Around 1787 Robbie Burns met with members of the Caledonia Hunt Club, having befriended a number of members around Edinburgh. Burns dedicated the first Edinburgh Edition of his Poems to the Hunt. To return the favour the treasurer of the Caledonia Hunt Club was instructed to "subscribe for one hundred copies in their name, for which he should pay Mr Burns £25, upon the publication of his book." By 1792 Burns was himself a member of the Caledonia Hunt Club, however his name does not appear the official published list of members or honorary members. A portrait of Robbie Burns was given to the club by the famous engraver William Walker. The print is now property of the British museum.

==Royal patronage==
In 1822 as part of his visit to Edinburgh King George IV attended the Caledonian Hunt Club's annual ball. He was so struck with the meeting that he agreed to be the patron of the club, permitting them to use the title 'Royal'. Nathaniel Gow provided the music for the event, but refused to charge the club, having been so pleased by the response of the King to his music.

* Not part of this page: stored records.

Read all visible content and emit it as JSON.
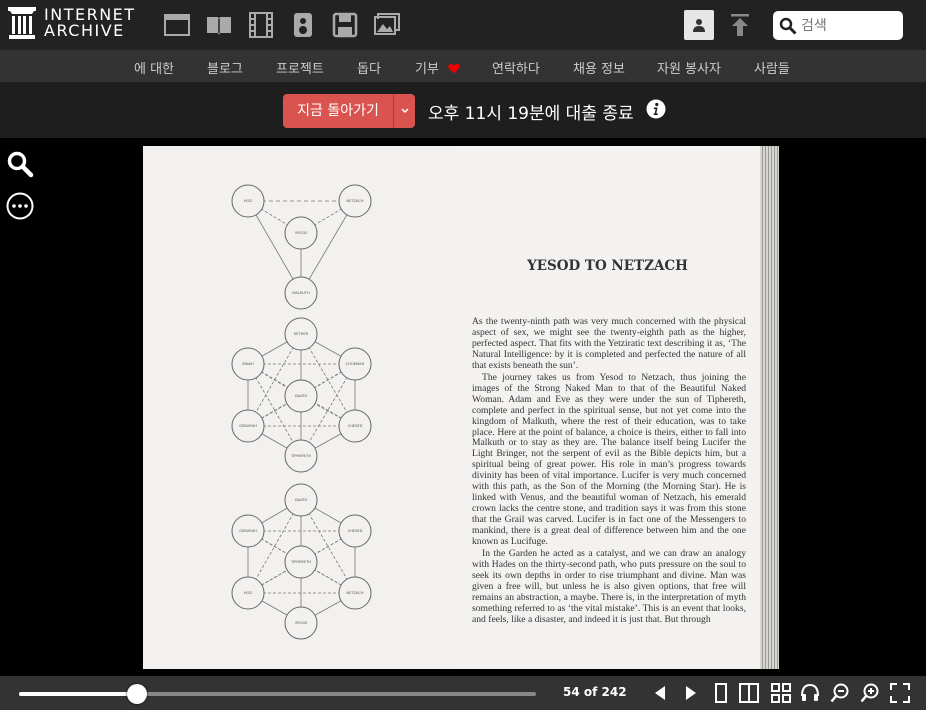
{
  "header": {
    "logo_line1": "INTERNET",
    "logo_line2": "ARCHIVE",
    "media_icons": [
      "web-icon",
      "texts-icon",
      "video-icon",
      "audio-icon",
      "software-icon",
      "images-icon"
    ],
    "search_placeholder": "검색"
  },
  "subnav": {
    "items": [
      "에 대한",
      "블로그",
      "프로젝트",
      "돕다",
      "기부",
      "연락하다",
      "채용 정보",
      "자원 봉사자",
      "사람들"
    ]
  },
  "loan": {
    "return_label": "지금 돌아가기",
    "status_text": "오후 11시 19분에 대출 종료"
  },
  "book": {
    "chapter_title": "YESOD TO NETZACH",
    "paragraphs": [
      "As the twenty-ninth path was very much concerned with the physical aspect of sex, we might see the twenty-eighth path as the higher, perfected aspect. That fits with the Yetziratic text describing it as, ‘The Natural Intelligence: by it is completed and perfected the nature of all that exists beneath the sun’.",
      "The journey takes us from Yesod to Netzach, thus joining the images of the Strong Naked Man to that of the Beautiful Naked Woman. Adam and Eve as they were under the sun of Tiphereth, complete and perfect in the spiritual sense, but not yet come into the kingdom of Malkuth, where the rest of their education, was to take place. Here at the point of balance, a choice is theirs, either to fall into Malkuth or to stay as they are. The balance itself being Lucifer the Light Bringer, not the serpent of evil as the Bible depicts him, but a spiritual being of great power. His role in man’s progress towards divinity has been of vital importance. Lucifer is very much concerned with this path, as the Son of the Morning (the Morning Star). He is linked with Venus, and the beautiful woman of Netzach, his emerald crown lacks the centre stone, and tradition says it was from this stone that the Grail was carved. Lucifer is in fact one of the Messengers to mankind, there is a great deal of difference between him and the one known as Lucifuge.",
      "In the Garden he acted as a catalyst, and we can draw an analogy with Hades on the thirty-second path, who puts pressure on the soul to seek its own depths in order to rise triumphant and divine. Man was given a free will, but unless he is also given options, that free will remains an abstraction, a maybe. There is, in the interpretation of myth something referred to as ‘the vital mistake’. This is an event that looks, and feels, like a disaster, and indeed it is just that. But through"
    ],
    "diagram_labels": {
      "d1": [
        "HOD",
        "NETZACH",
        "YESOD",
        "MALKUTH"
      ],
      "d2": [
        "KETHER",
        "BINAH",
        "CHOKMAH",
        "DAATH",
        "GEBURAH",
        "CHESED",
        "TIPHERETH"
      ],
      "d3": [
        "DAATH",
        "GEBURAH",
        "CHESED",
        "TIPHERETH",
        "HOD",
        "NETZACH",
        "YESOD"
      ]
    }
  },
  "toolbar": {
    "page_indicator": "54 of 242",
    "progress": 0.228,
    "icons": [
      "prev-page-icon",
      "next-page-icon",
      "one-page-view-icon",
      "two-page-view-icon",
      "thumbnail-view-icon",
      "read-aloud-icon",
      "zoom-out-icon",
      "zoom-in-icon",
      "fullscreen-icon"
    ]
  }
}
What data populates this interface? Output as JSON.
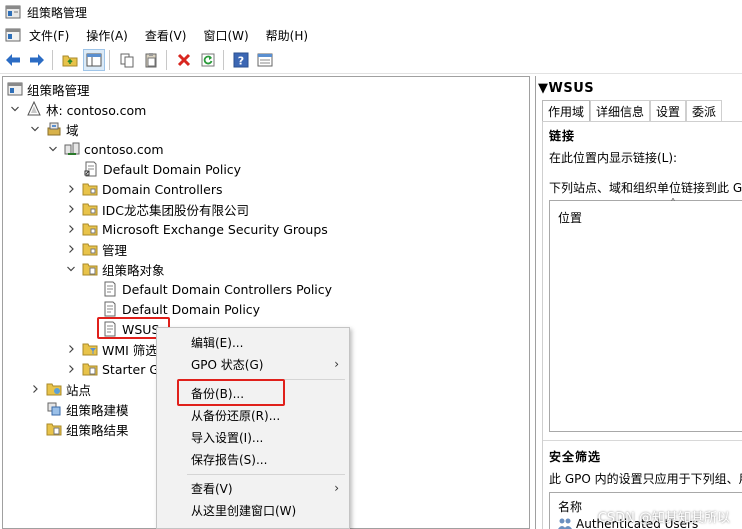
{
  "window": {
    "title": "组策略管理"
  },
  "menubar": {
    "items": [
      "文件(F)",
      "操作(A)",
      "查看(V)",
      "窗口(W)",
      "帮助(H)"
    ]
  },
  "toolbar": {
    "icons": [
      "back-arrow-icon",
      "forward-arrow-icon",
      "folder-up-icon",
      "show-hide-tree-icon",
      "copy-icon",
      "paste-icon",
      "delete-icon",
      "refresh-icon",
      "help-icon",
      "properties-icon"
    ]
  },
  "tree": {
    "root": "组策略管理",
    "forest": "林: contoso.com",
    "domains": "域",
    "domain": "contoso.com",
    "items": [
      "Default Domain Policy",
      "Domain Controllers",
      "IDC龙芯集团股份有限公司",
      "Microsoft Exchange Security Groups",
      "管理",
      "组策略对象"
    ],
    "gpos": [
      "Default Domain Controllers Policy",
      "Default Domain Policy",
      "WSUS"
    ],
    "wmi": "WMI 筛选",
    "starter": "Starter G",
    "sites": "站点",
    "modeling": "组策略建模",
    "results": "组策略结果"
  },
  "context_menu": {
    "items": [
      "编辑(E)...",
      "GPO 状态(G)",
      "备份(B)...",
      "从备份还原(R)...",
      "导入设置(I)...",
      "保存报告(S)...",
      "查看(V)",
      "从这里创建窗口(W)"
    ]
  },
  "right_pane": {
    "header": "WSUS",
    "tabs": [
      "作用域",
      "详细信息",
      "设置",
      "委派"
    ],
    "links_title": "链接",
    "links_label": "在此位置内显示链接(L):",
    "links_desc": "下列站点、域和组织单位链接到此 G",
    "location_col": "位置",
    "security_title": "安全筛选",
    "security_desc": "此 GPO 内的设置只应用于下列组、用",
    "name_col": "名称",
    "first_entry": "Authenticated Users"
  },
  "watermark": "CSDN @知其知其所以"
}
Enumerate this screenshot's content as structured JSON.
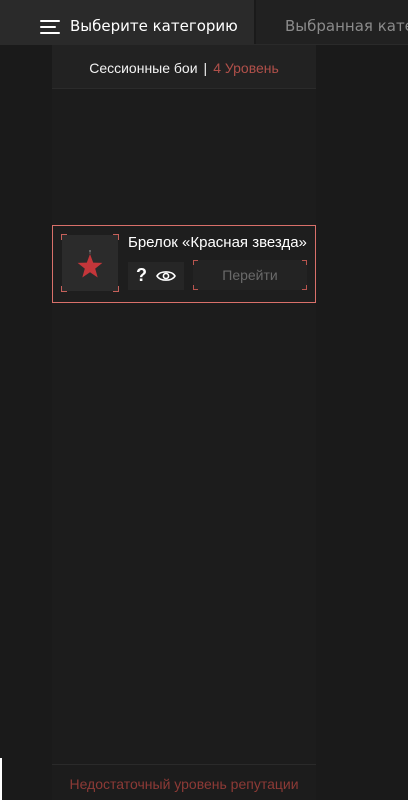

Since the patronage of 1822, several other monarchs and royals have been involved with the club, including William IV, Queen Victoria and Prince Albert, and Edward VII.

==Inspired art==
In addition to Robbie Burns, the Royal Caledonia Hunt Club seems to have inspired the works of other artists. For example, The Caledonian Hunt, by Sir Alexander Don in 1780 and the Royal Caledonian Hunt's Delight, written by Mr James Miller in 1792 (later given words by Robbie Burns); and North's (Milles Macphail) Farewell to the Caledonian Hunt published as part of the Gow collection.

==Present activities==
The club continues to meet. Their AGM and annual dinner is hosted at The New Club in Edinburgh. The current patron of the club is Prince Edward, Duke of Kent.